Network Diagram Representation

A schematic diagram for EBiz.com would display a central switch connecting all computers in a star configuration, with servers connected directly to the switch, and the backbone interconnecting the floors. This diagram can be hand-drawn or computer-generated to illustrate the central switch, server connections, and the physical layout, facilitating clear understanding of topology and device placement.

Subnetting for Network Optimization

Efficient subnetting is vital in partitioning networks to improve security, facilitate management, and maximize address space utilization. Given the original network address 192.168.10.0/24, the subnet mask must be adapted based on the number of subnets and hosts needed. For example, if eight subnets are required, the subnet mask would be 255.255.255.224 (/27), providing up to 30 hosts per subnet.

This configuration allows flexibility for future expansion and isolates network segments to enhance security.

Subnet Mask Calculation and Address Allocation

For Scenario 2, if the original network is 192.168.10.0/24 and the goal is to create multiple subnets, then subnetting can be done by borrowing bits from the host portion.
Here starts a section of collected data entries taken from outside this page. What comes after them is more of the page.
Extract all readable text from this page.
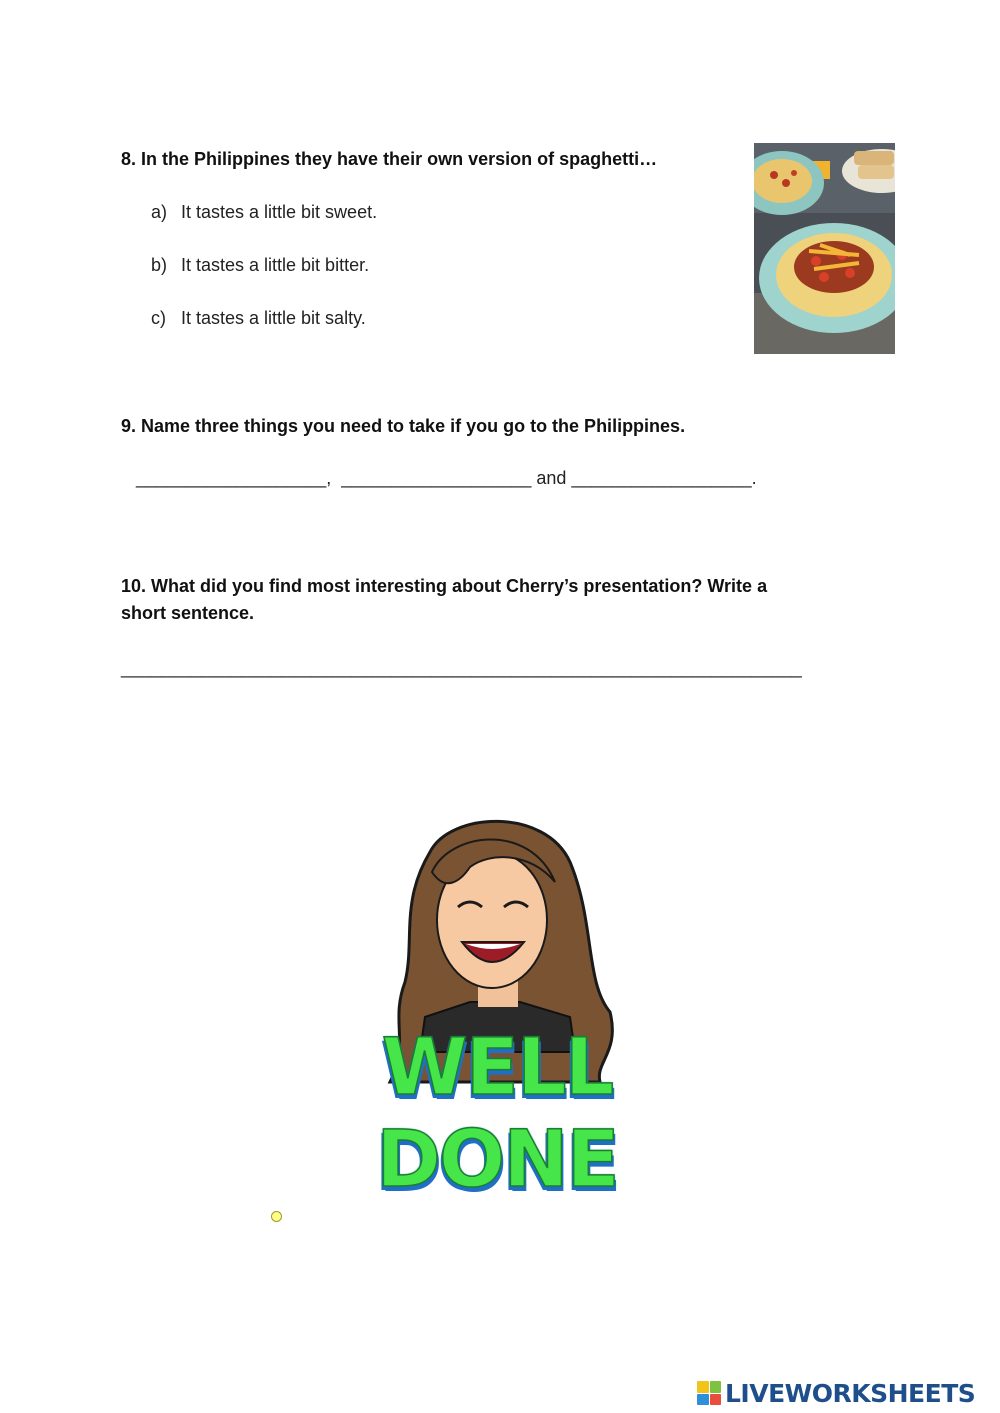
8. In the Philippines they have their own version of spaghetti…
a) It tastes a little bit sweet.
b) It tastes a little bit bitter.
c) It tastes a little bit salty.
9. Name three things you need to take if you go to the Philippines.
___________________,  ___________________ and __________________.
10. What did you find most interesting about Cherry’s presentation? Write a
short sentence.
____________________________________________________________________
WELL
DONE
LIVEWORKSHEETS
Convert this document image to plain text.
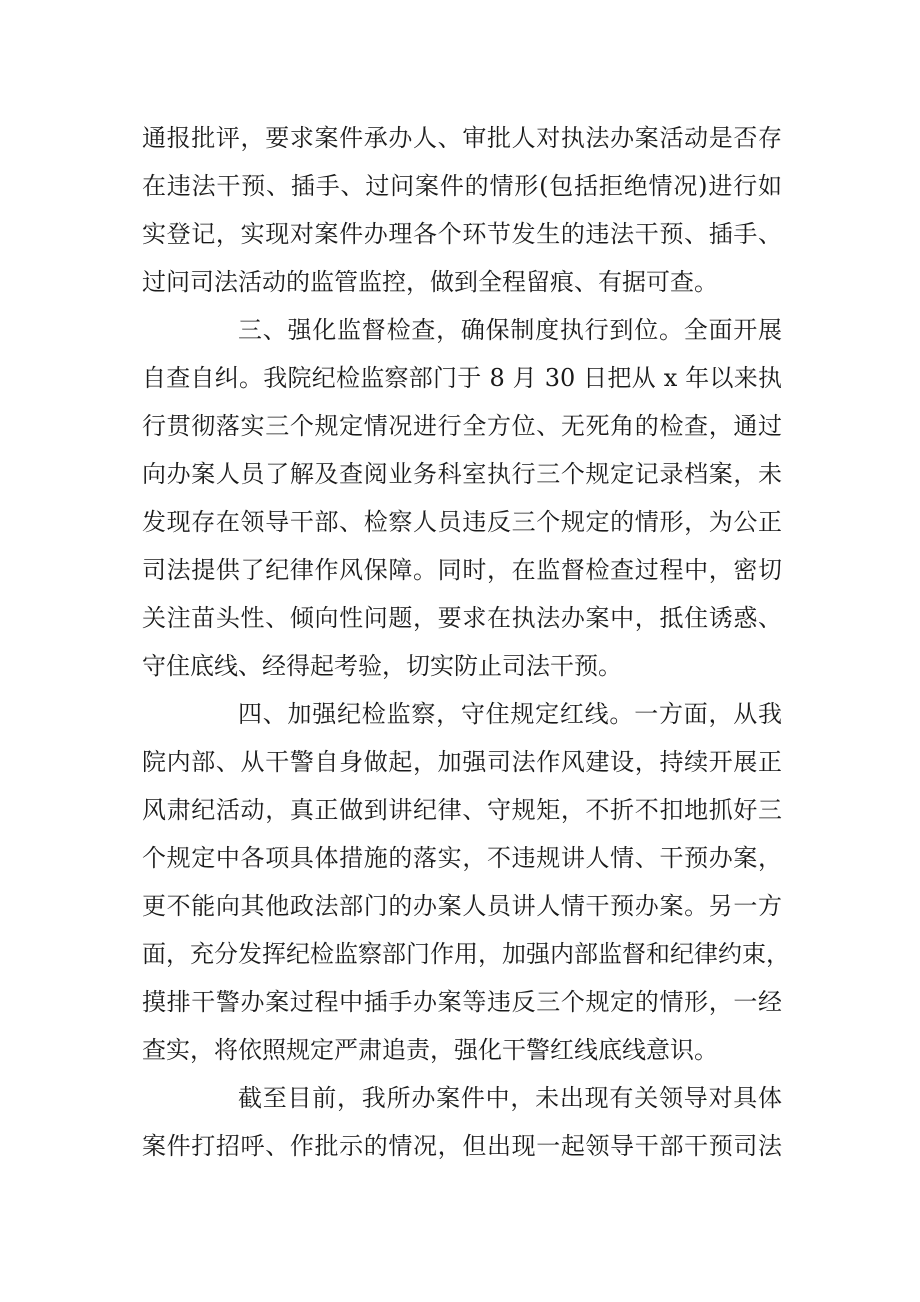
通报批评，要求案件承办人、审批人对执法办案活动是否存
在违法干预、插手、过问案件的情形(包括拒绝情况)进行如
实登记，实现对案件办理各个环节发生的违法干预、插手、
过问司法活动的监管监控，做到全程留痕、有据可查。
三、强化监督检查，确保制度执行到位。全面开展
自查自纠。我院纪检监察部门于 8 月 30 日把从 x 年以来执
行贯彻落实三个规定情况进行全方位、无死角的检查，通过
向办案人员了解及查阅业务科室执行三个规定记录档案，未
发现存在领导干部、检察人员违反三个规定的情形，为公正
司法提供了纪律作风保障。同时，在监督检查过程中，密切
关注苗头性、倾向性问题，要求在执法办案中，抵住诱惑、
守住底线、经得起考验，切实防止司法干预。
四、加强纪检监察，守住规定红线。一方面，从我
院内部、从干警自身做起，加强司法作风建设，持续开展正
风肃纪活动，真正做到讲纪律、守规矩，不折不扣地抓好三
个规定中各项具体措施的落实，不违规讲人情、干预办案，
更不能向其他政法部门的办案人员讲人情干预办案。另一方
面，充分发挥纪检监察部门作用，加强内部监督和纪律约束，
摸排干警办案过程中插手办案等违反三个规定的情形，一经
查实，将依照规定严肃追责，强化干警红线底线意识。
截至目前，我所办案件中，未出现有关领导对具体
案件打招呼、作批示的情况，但出现一起领导干部干预司法
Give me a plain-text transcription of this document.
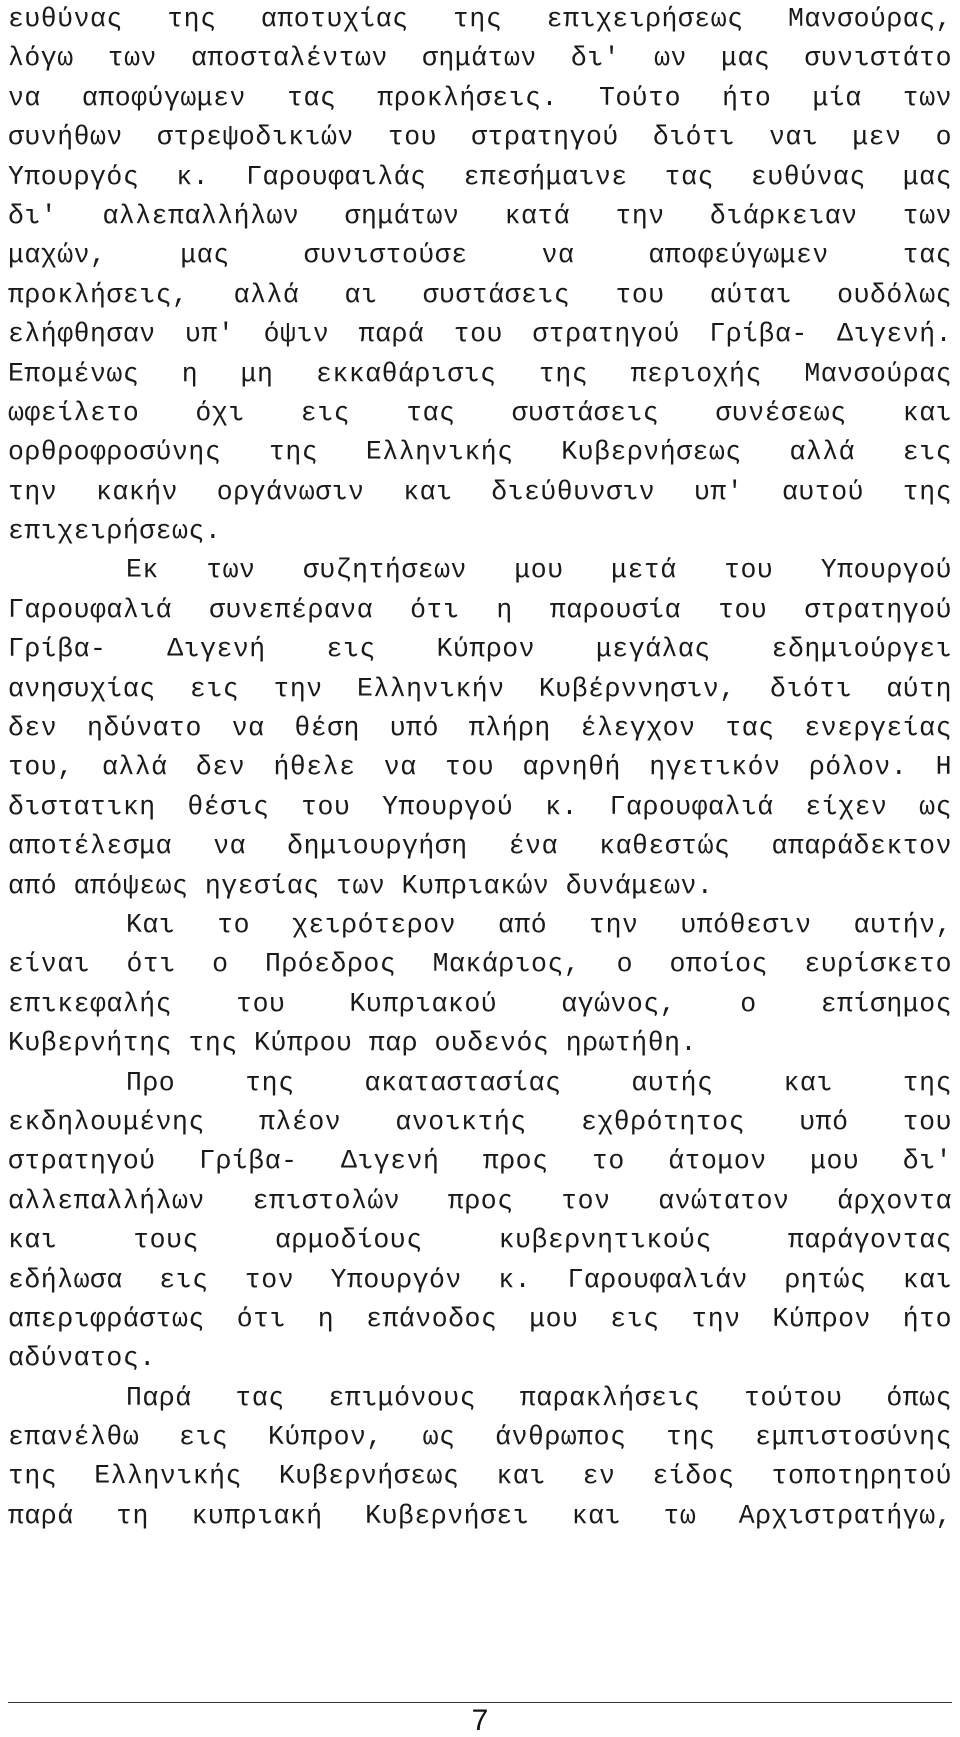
ευθύνας της αποτυχίας της επιχειρήσεως Μανσούρας,
λόγω των αποσταλέντων σημάτων δι' ων μας συνιστάτο
να αποφύγωμεν τας προκλήσεις. Τούτο ήτο μία των
συνήθων στρεψοδικιών του στρατηγού διότι ναι μεν ο
Υπουργός κ. Γαρουφαιλάς επεσήμαινε τας ευθύνας μας
δι' αλλεπαλλήλων σημάτων κατά την διάρκειαν των
μαχών, μας συνιστούσε να αποφεύγωμεν τας
προκλήσεις, αλλά αι συστάσεις του αύται ουδόλως
ελήφθησαν υπ' όψιν παρά του στρατηγού Γρίβα- Διγενή.
Επομένως η μη εκκαθάρισις της περιοχής Μανσούρας
ωφείλετο όχι εις τας συστάσεις συνέσεως και
ορθροφροσύνης της Ελληνικής Κυβερνήσεως αλλά εις
την κακήν οργάνωσιν και διεύθυνσιν υπ' αυτού της
επιχειρήσεως.
Εκ των συζητήσεων μου μετά του Υπουργού
Γαρουφαλιά συνεπέρανα ότι η παρουσία του στρατηγού
Γρίβα- Διγενή εις Κύπρον μεγάλας εδημιούργει
ανησυχίας εις την Ελληνικήν Κυβέρννησιν, διότι αύτη
δεν ηδύνατο να θέση υπό πλήρη έλεγχον τας ενεργείας
του, αλλά δεν ήθελε να του αρνηθή ηγετικόν ρόλον. Η
διστατικη θέσις του Υπουργού κ. Γαρουφαλιά είχεν ως
αποτέλεσμα να δημιουργήση ένα καθεστώς απαράδεκτον
από απόψεως ηγεσίας των Κυπριακών δυνάμεων.
Και το χειρότερον από την υπόθεσιν αυτήν,
είναι ότι ο Πρόεδρος Μακάριος, ο οποίος ευρίσκετο
επικεφαλής του Κυπριακού αγώνος, ο επίσημος
Κυβερνήτης της Κύπρου παρ ουδενός ηρωτήθη.
Προ της ακαταστασίας αυτής και της
εκδηλουμένης πλέον ανοικτής εχθρότητος υπό του
στρατηγού Γρίβα- Διγενή προς το άτομον μου δι'
αλλεπαλλήλων επιστολών προς τον ανώτατον άρχοντα
και τους αρμοδίους κυβερνητικούς παράγοντας
εδήλωσα εις τον Υπουργόν κ. Γαρουφαλιάν ρητώς και
απεριφράστως ότι η επάνοδος μου εις την Κύπρον ήτο
αδύνατος.
Παρά τας επιμόνους παρακλήσεις τούτου όπως
επανέλθω εις Κύπρον, ως άνθρωπος της εμπιστοσύνης
της Ελληνικής Κυβερνήσεως και εν είδος τοποτηρητού
παρά τη κυπριακή Κυβερνήσει και τω Αρχιστρατήγω,
7
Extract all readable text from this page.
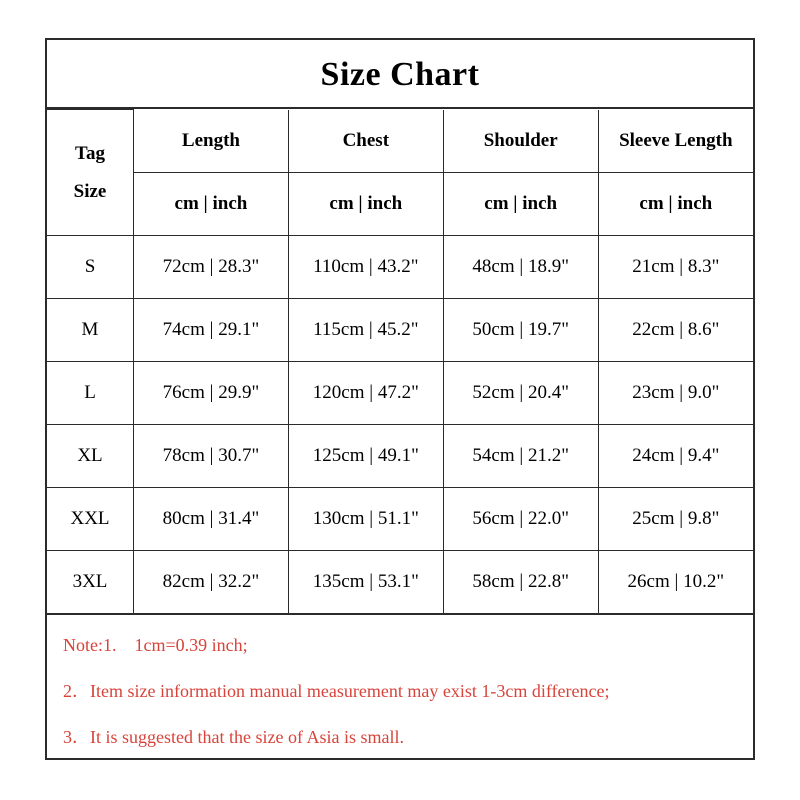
Size Chart
Tag
Size	Length	Chest	Shoulder	Sleeve Length
	cm | inch	cm | inch	cm | inch	cm | inch
S	72cm | 28.3"	110cm | 43.2"	48cm | 18.9"	21cm | 8.3"
M	74cm | 29.1"	115cm | 45.2"	50cm | 19.7"	22cm | 8.6"
L	76cm | 29.9"	120cm | 47.2"	52cm | 20.4"	23cm | 9.0"
XL	78cm | 30.7"	125cm | 49.1"	54cm | 21.2"	24cm | 9.4"
XXL	80cm | 31.4"	130cm | 51.1"	56cm | 22.0"	25cm | 9.8"
3XL	82cm | 32.2"	135cm | 53.1"	58cm | 22.8"	26cm | 10.2"
Note:1.    1cm=0.39 inch;
2．Item size information manual measurement may exist 1-3cm difference;
3．It is suggested that the size of Asia is small.
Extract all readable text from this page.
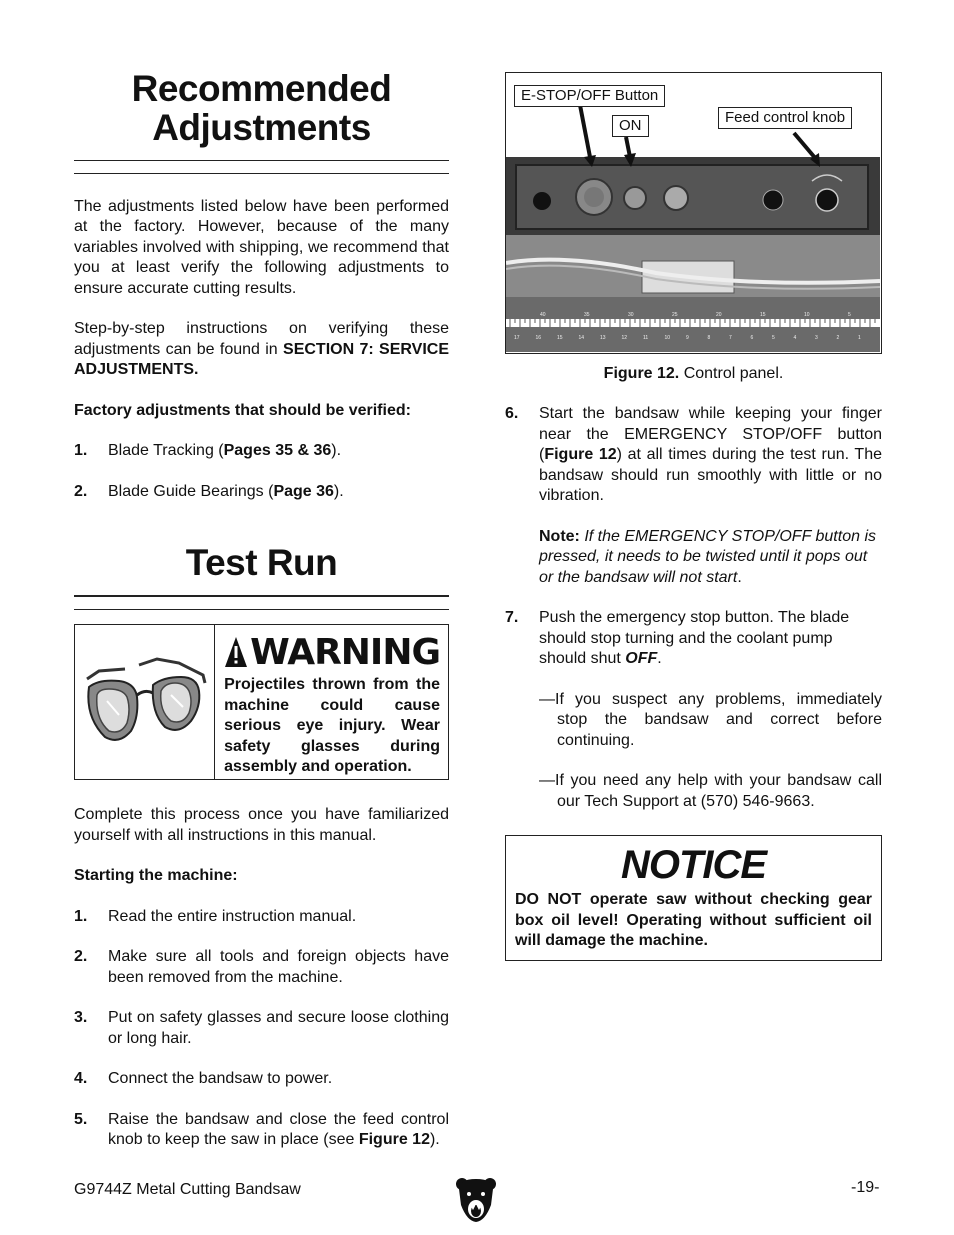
Recommended
Adjustments

The adjustments listed below have been performed at the factory. However, because of the many variables involved with shipping, we recommend that you at least verify the following adjustments to ensure accurate cutting results.

Step-by-step instructions on verifying these adjustments can be found in SECTION 7: SERVICE ADJUSTMENTS.

Factory adjustments that should be verified:

1.	Blade Tracking (Pages 35 & 36).
2.	Blade Guide Bearings (Page 36).
Test Run
WARNING
Projectiles thrown from the machine could cause serious eye injury. Wear safety glasses during assembly and operation.

Complete this process once you have familiarized yourself with all instructions in this manual.

Starting the machine:

1.	Read the entire instruction manual.
2.	Make sure all tools and foreign objects have been removed from the machine.
3.	Put on safety glasses and secure loose clothing or long hair.
4.	Connect the bandsaw to power.
5.	Raise the bandsaw and close the feed control knob to keep the saw in place (see Figure 12).
40	35	30	25	20	15	10	5
17	16	15	14	13	12	11	10	9	8	7	6	5	4	3	2	1
E-STOP/OFF Button
ON	Feed control knob
Figure 12. Control panel.
6.	Start the bandsaw while keeping your finger near the EMERGENCY STOP/OFF button (Figure 12) at all times during the test run. The bandsaw should run smoothly with little or no vibration.

Note: If the EMERGENCY STOP/OFF button is pressed, it needs to be twisted until it pops out or the bandsaw will not start.

7.	Push the emergency stop button. The blade should stop turning and the coolant pump should shut OFF.
—If you suspect any problems, immediately stop the bandsaw and correct before continuing.
—If you need any help with your bandsaw call our Tech Support at (570) 546-9663.
NOTICE
DO NOT operate saw without checking gear box oil level! Operating without sufficient oil will damage the machine.
G9744Z Metal Cutting Bandsaw	-19-
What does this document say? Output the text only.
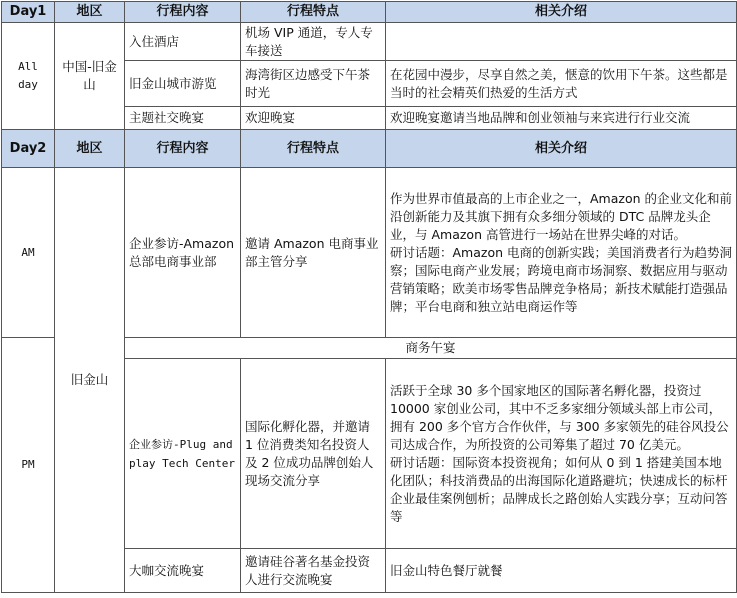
Day1	地区	行程内容	行程特点	相关介绍
All day	中国-旧金山	入住酒店	机场 VIP 通道，专人专车接送	
		旧金山城市游览	海湾街区边感受下午茶时光	在花园中漫步，尽享自然之美，惬意的饮用下午茶。这些都是当时的社会精英们热爱的生活方式
		主题社交晚宴	欢迎晚宴	欢迎晚宴邀请当地品牌和创业领袖与来宾进行行业交流
Day2	地区	行程内容	行程特点	相关介绍
AM	旧金山	企业参访-Amazon 总部电商事业部	邀请 Amazon 电商事业部主管分享	作为世界市值最高的上市企业之一，Amazon 的企业文化和前沿创新能力及其旗下拥有众多细分领域的 DTC 品牌龙头企业，与 Amazon 高管进行一场站在世界尖峰的对话。

研讨话题：Amazon 电商的创新实践；美国消费者行为趋势洞察；国际电商产业发展；跨境电商市场洞察、数据应用与驱动营销策略；欧美市场零售品牌竞争格局；新技术赋能打造强品牌；平台电商和独立站电商运作等

PM		商务午宴		
		企业参访-Plug and play Tech Center	国际化孵化器，并邀请 1 位消费类知名投资人及 2 位成功品牌创始人现场交流分享	活跃于全球 30 多个国家地区的国际著名孵化器，投资过 10000 家创业公司，其中不乏多家细分领域头部上市公司，拥有 200 多个官方合作伙伴，与 300 多家领先的硅谷风投公司达成合作，为所投资的公司筹集了超过 70 亿美元。

研讨话题：国际资本投资视角；如何从 0 到 1 搭建美国本地化团队；科技消费品的出海国际化道路避坑；快速成长的标杆企业最佳案例刨析；品牌成长之路创始人实践分享；互动问答等

		大咖交流晚宴	邀请硅谷著名基金投资人进行交流晚宴	旧金山特色餐厅就餐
For eight subnets, the subnet mask becomes 255.255.255.224 (/27). This enables creating 8 subnets with 30 hosts each:

• Subnet 1: 192.168.10.0/27 (hosts: 192.168.10.1 to 192.168.10.30)
• Subnet 2: 192.168.10.32/27 (hosts: 192.168.10.33 to 192.168.10.62)
• Subnet 3: 192.168.10.64/27
• Subnet 4: 192.168.10.96/27
• Other subnets follow similarly up to the eighth.

Addressing for a Growing ISP

In Scenario 3, the aim is to efficiently allocate IP addresses within the Class C network 197.14.88.0 to 16 corporate clients needing 10–14 addresses each. The network must be subnetted to maximize address utilization.

Using a subnet mask of 255.255.255.240 (/28), each subnet allows for 14 usable hosts, matching the client requirements. The first four subnets would be:

1. 197.14.88.0/28 (Hosts: 197.14.88.1 to 197.14.88.14)
2. 197.14.88.16/28
3. 197.14.88.32/28
4. 197.14.88.48/28

This approach ensures the effective use of IP space while meeting client needs.

Conclusion

Designing and analyzing computer networks require a comprehensive understanding of topology, device roles, subnetting, and address management. The scenarios examined demonstrate practical applications, emphasizing the importance of choosing appropriate configurations to optimize performance, security, and scalability. These principles form the foundation for creating resilient networks tailored to organizational demands and future growth.

References

• Cisco Systems. (2020). Cisco Networking Essentials. Cisco Press.
• Kurose, J., & Ross, K. (2017). Computer Networking: A Top-Down Approach. Pearson.
• Tanenbaum, A. S., & Wetherall, D. J. (2011). Computer Networks. Pearson.
• Forouzan, B. (2017). Data Communications and Networking. McGraw-Hill Education.
• Oppenheimer, P. (2011). Top-Down Network Design. Cisco Press.
• Stallings, W. (2016). Data and Computer Communications. Pearson.
• Peterson, L. L., & Davie, B. S. (2018). Computer Networks: A Systems Approach. Morgan Kaufmann.
• Bryant, R. E., & O’Hara, R. (2015). Practical Networking. Oxford University Press.
• Hagen, J., & Miller, S. (2019). Network Security Essentials. CRC Press.
• Levine, J., & Sielken, S. (2022). Network Fundamentals: CCNA Exam Preparation. Wiley.